Now let me tell you something about collecting deer heads. They come off much easier than you'd imagine. A couple of deep penetrating cuts, a good yank (pretend you're pulling a blonde child's teeth), and a twist just so, and there, screwed loose and ready for the mount. When the horns, skull, and blank eyes rest in your lucky little hands, and the blood drips eagerly from its neck stump, nirvana is achieved and you are again erect and involuntarily spouting.
Don't stop there
As long as a single elephant roams the earth, or a bald eagle serenely soars above a majestic peak, you will be there. Whenever a white rhino runs the savanna or a wayward grizzly stalks its prey, you will be there. Wherever a quagga used to roam or a passenger pigeon flew, you would have certainly been there. And when the last lion alive tries to hide wayyyy back inside a wolves den, you'd damn well better be there to put a perfectly aimed piece of metal between its eyes. "King of the Jungle" my ass! Take the shot and the throne, mister.

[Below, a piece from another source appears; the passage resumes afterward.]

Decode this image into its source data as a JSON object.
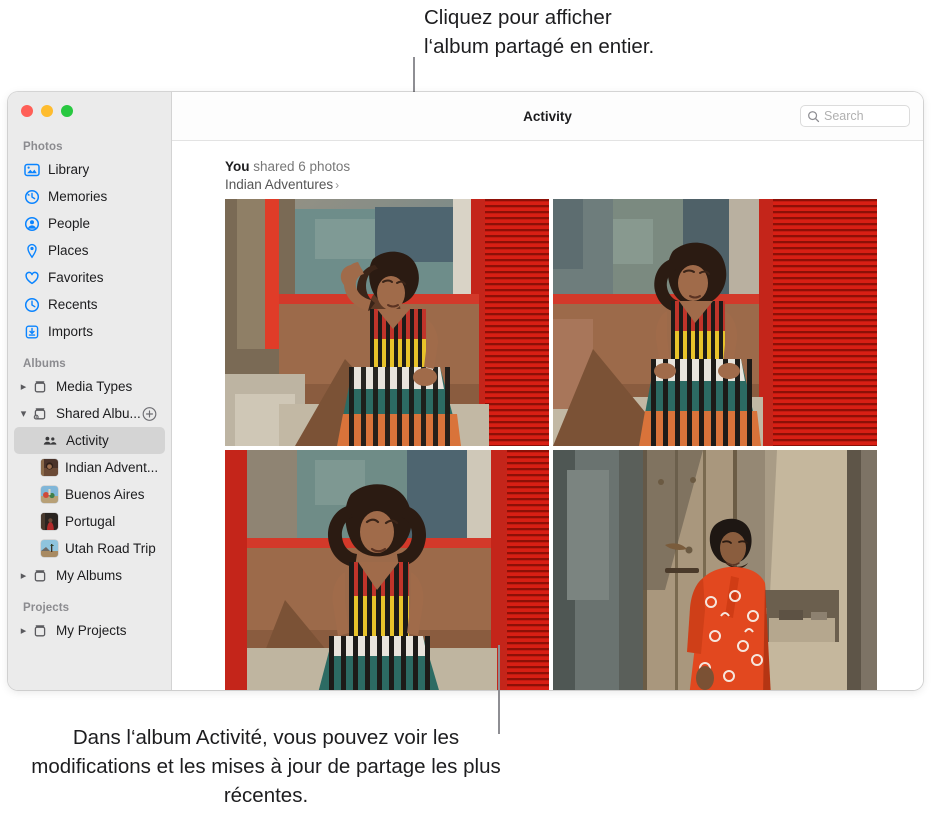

You see, the lure of Big Game is that it's big. It takes up a lot of space on your wall and in your memories than a mere insect or butterfly does. The thrill of bringing down something that could stomp and/or chew you feels like nothing else on earth, except what I imagine sex to be. If an animal the size of your fridge ever lumbers into your killing zone in search of vegetation, quickly end it's useless existence and laugh at the weakness of the cooling corpse.
You are now a man, my son.
The next logical step
The insulting name "Serial Killer" is placed on some collectors, usually those who aren't satisfied with just tiger skins or stuffed Komodo Dragons decorating their living room. By hunkering down and giving the term "Collector" its due by doing away with the most dangerous prey (not to be confused with the least dangerous prey), these affeciados bring the art of the checklist to near perfection. One of the most abundant animals in nature, man, can be found almost anywhere where the environment has been turned into cement or Disney. The skilled collector can sit quietly on any street corner or sidewalk cafe, look around without calling attention to himself, and wait out any layabout, high-roller, or expectent mother shopping for her brood.
Start your hunt by imagining what a particular head will look like after processing. Follow it along its natural trails, and observe where it stops to feed or drop spoor. Never underestimate the joy of spotting what I like to call "Trophy Wall Candidates". Your long wait for just the right one will pay off in the thrilling hours you'll spend with the remains. Be sure to rub the lotion on its skin, and take along plenty of pins.
For the advanced collector
But for the really skilled and dedicated collectors of nature, get elected to your countries presidency. With drones, a personal army and air force, FEMA camps, and an entire gross national product to play with, you can wreck havoc on a foreign nation's yellow swallowtail butterfly population, collect other countries (just think of the game "Risk", only with larger, shinier, and more blood-filled pieces), and gain numerous firm erections as your specimans whimper and fall.
Never mind the cranky dogooders, or the crazy old lady down the block who cries crocodile tears about the damage to her spring planting and/or the extreme loss of innocent life. Just send a couple of Scud missles down the old bat's chimney, claim collateral damage, and, if you'll not the squeamish type, see if there's anything left to mount.
Man, the fun of collecting, it just never stops!